As relações pessoais em tempos de modernidade líquida

Enviada em 06/03/2020

O paradoxo do século XXI

No soneto “Mudam-se os tempos, mudam-se as vontades”, de Luís Vaz de Camões, afirma-se que todo o mundo é composto de mudanças. Fora da literatura, a efemeridade é uma realidade na sociedade contemporânea, principalmente nas relações afetivas. Tal quadro tem como uma das principais causas o processo de industrialização que corroborou para uma cultura consumista e individualista. Nesse sentido, é necessário analisar tal problemática, intrinsecamente ligada a aspectos econômicos e culturais, a fim de minimizá-la.

Em primeiro lugar, é válido ressaltar os fatores que implicam na fragilidade dos relacionamentos modernos. Entre eles está o aperfeiçoamento do fluxo de informações e da técnica de produção, permitindo uma aceleração generalizada do ritmo de consumo. Dessa forma, acentuou-se a volatilidade das ideologias e dos relacionamentos. Essa situação é evidenciada por Zygmunt Bauman, sociólogo polonês, que compara, em sua teoria da Modernidade Líquida, a fugacidade dos vínculos humanos modernos com a liquidez dos líquidos, ou seja a incapacidade de ambos de manterem a forma.

Em segundo lugar, é válido o levantamento do IBGE, o qual mostra um aumento de 8,3% no número de divórcios entre 2016 e 2017. Logo, percebe-se um paradoxo na sociedade do século XXI. Essa torna-se cada vez mais unida pela globalização, ao mesmo passo que fragmenta-se pela valorização do individualismo. Nessa perspectiva, os contatos tendem a exigir menos tempo para serem estabelecidos e também para serem rompidos.

Portanto, é necessário que medidas sejam tomadas a fim de estabelecer um maior equilíbrio entre modernidade sólida e líquida.
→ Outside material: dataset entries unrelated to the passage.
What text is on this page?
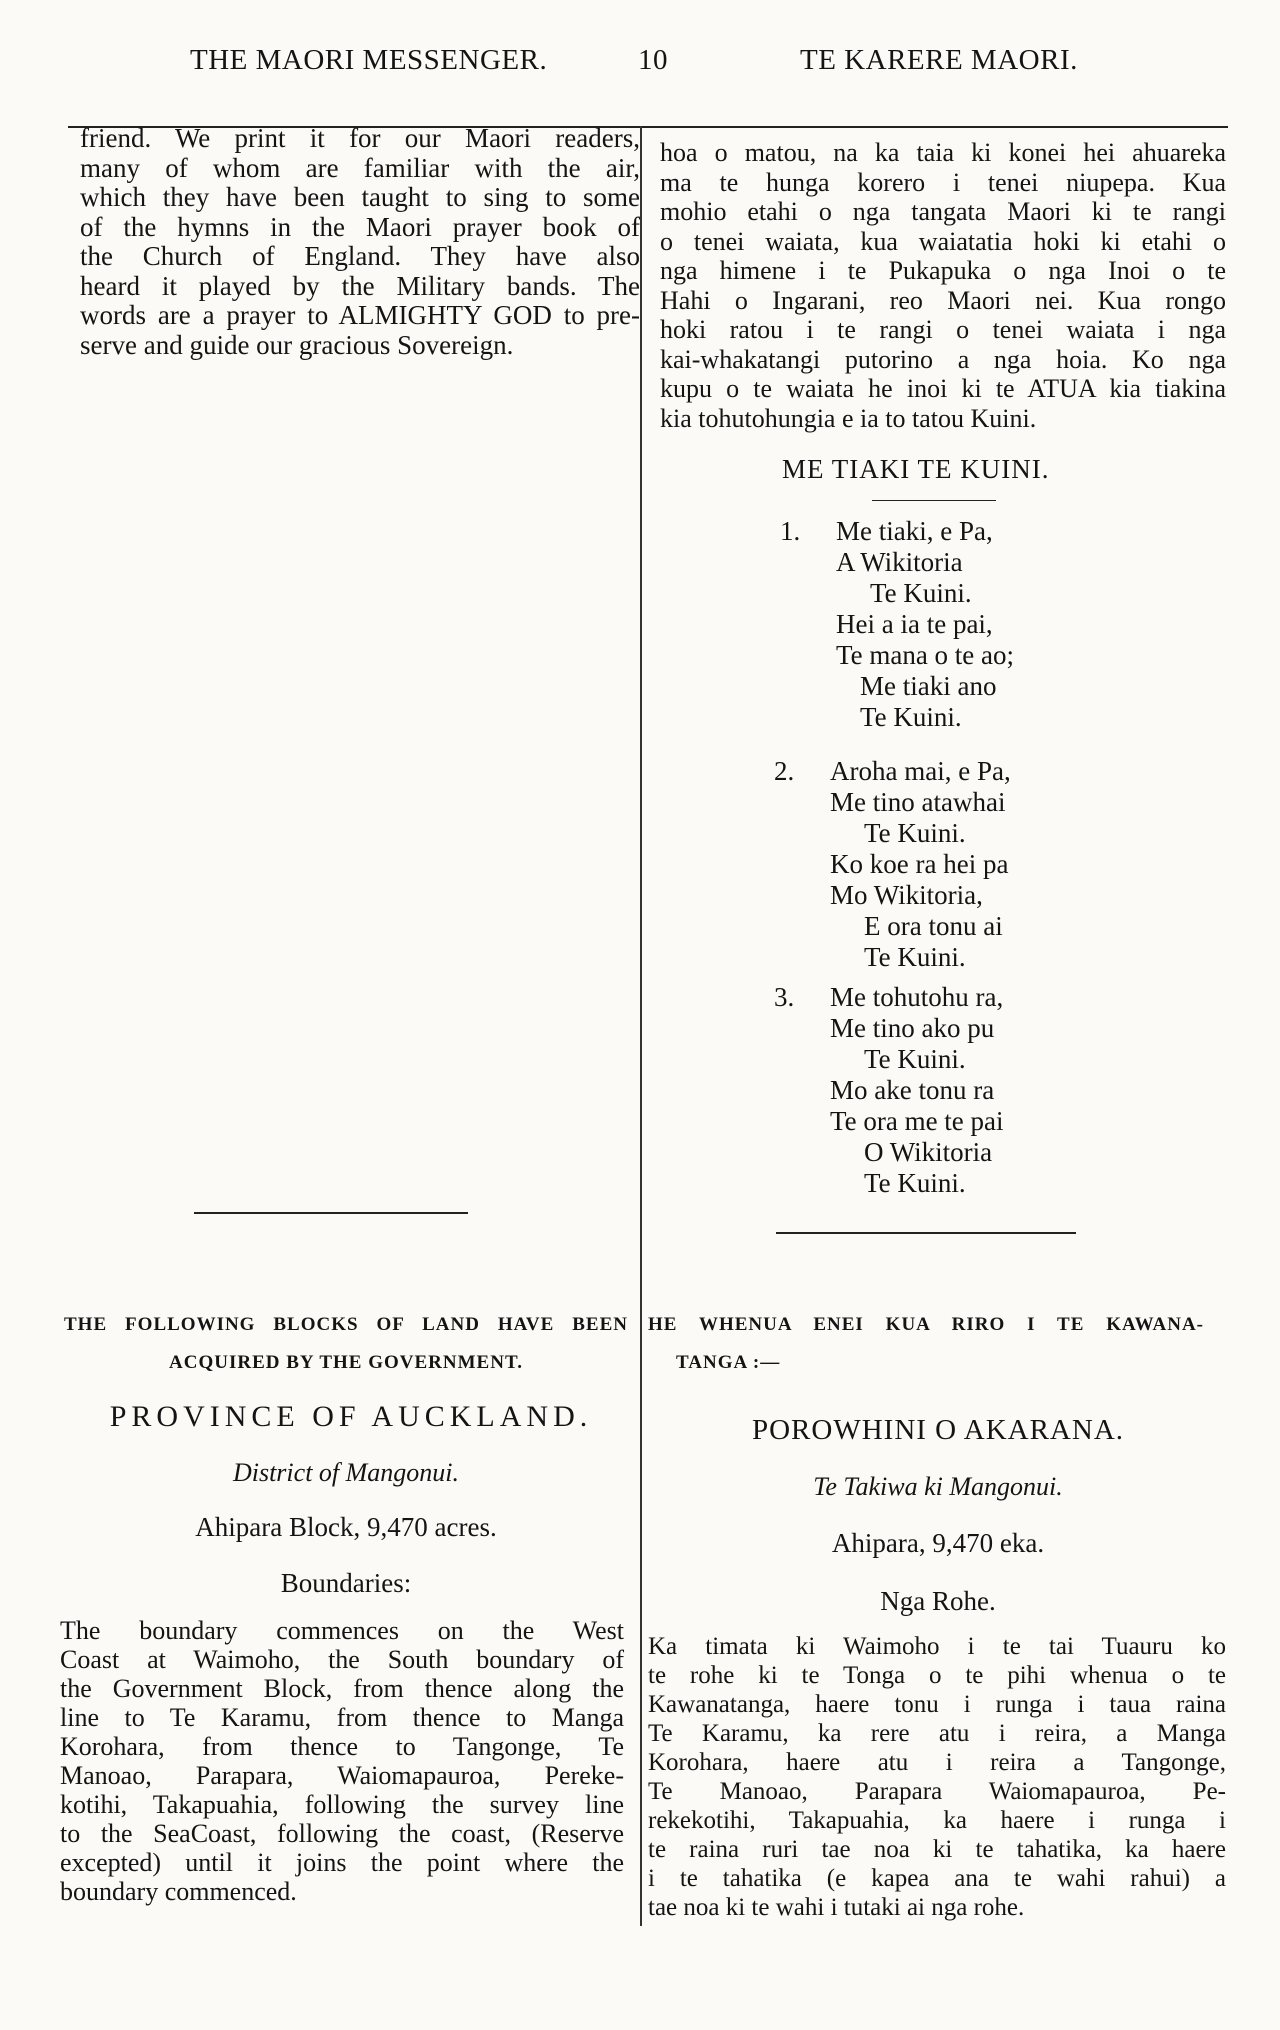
THE MAORI MESSENGER.	10	TE KARERE MAORI.
friend. We print it for our Maori readers,
many of whom are familiar with the air,
which they have been taught to sing to some
of the hymns in the Maori prayer book of
the Church of England. They have also
heard it played by the Military bands. The
words are a prayer to ALMIGHTY GOD to pre-
serve and guide our gracious Sovereign.
hoa o matou, na ka taia ki konei hei ahuareka
ma te hunga korero i tenei niupepa. Kua
mohio etahi o nga tangata Maori ki te rangi
o tenei waiata, kua waiatatia hoki ki etahi o
nga himene i te Pukapuka o nga Inoi o te
Hahi o Ingarani, reo Maori nei. Kua rongo
hoki ratou i te rangi o tenei waiata i nga
kai-whakatangi putorino a nga hoia. Ko nga
kupu o te waiata he inoi ki te ATUA kia tiakina
kia tohutohungia e ia to tatou Kuini.
ME TIAKI TE KUINI.
1. Me tiaki, e Pa,
A Wikitoria
Te Kuini.
Hei a ia te pai,
Te mana o te ao;
Me tiaki ano
Te Kuini.
2. Aroha mai, e Pa,
Me tino atawhai
Te Kuini.
Ko koe ra hei pa
Mo Wikitoria,
E ora tonu ai
Te Kuini.
3. Me tohutohu ra,
Me tino ako pu
Te Kuini.
Mo ake tonu ra
Te ora me te pai
O Wikitoria
Te Kuini.
THE FOLLOWING BLOCKS OF LAND HAVE BEEN
ACQUIRED BY THE GOVERNMENT.
PROVINCE OF AUCKLAND.
District of Mangonui.
Ahipara Block, 9,470 acres.
Boundaries:
The boundary commences on the West
Coast at Waimoho, the South boundary of
the Government Block, from thence along the
line to Te Karamu, from thence to Manga
Korohara, from thence to Tangonge, Te
Manoao, Parapara, Waiomapauroa, Pereke-
kotihi, Takapuahia, following the survey line
to the SeaCoast, following the coast, (Reserve
excepted) until it joins the point where the
boundary commenced.
HE WHENUA ENEI KUA RIRO I TE KAWANA-
TANGA :—
POROWHINI O AKARANA.
Te Takiwa ki Mangonui.
Ahipara, 9,470 eka.
Nga Rohe.
Ka timata ki Waimoho i te tai Tuauru ko
te rohe ki te Tonga o te pihi whenua o te
Kawanatanga, haere tonu i runga i taua raina
Te Karamu, ka rere atu i reira, a Manga
Korohara, haere atu i reira a Tangonge,
Te Manoao, Parapara Waiomapauroa, Pe-
rekekotihi, Takapuahia, ka haere i runga i
te raina ruri tae noa ki te tahatika, ka haere
i te tahatika (e kapea ana te wahi rahui) a
tae noa ki te wahi i tutaki ai nga rohe.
Cabe ao Ministério da Educação, por meio de palestras em escolas e aulas virtuais com especialistas, orientar a sociedade sobre a importância do contato físico, e não apenas digital, entre os indivíduos. Além disso, é conveniente o debate familiar sobre os sentimentos pessoais de cada um, visando intensificar os laços afetivos. Assim, será possível minimizar a fluidez das relações modernas.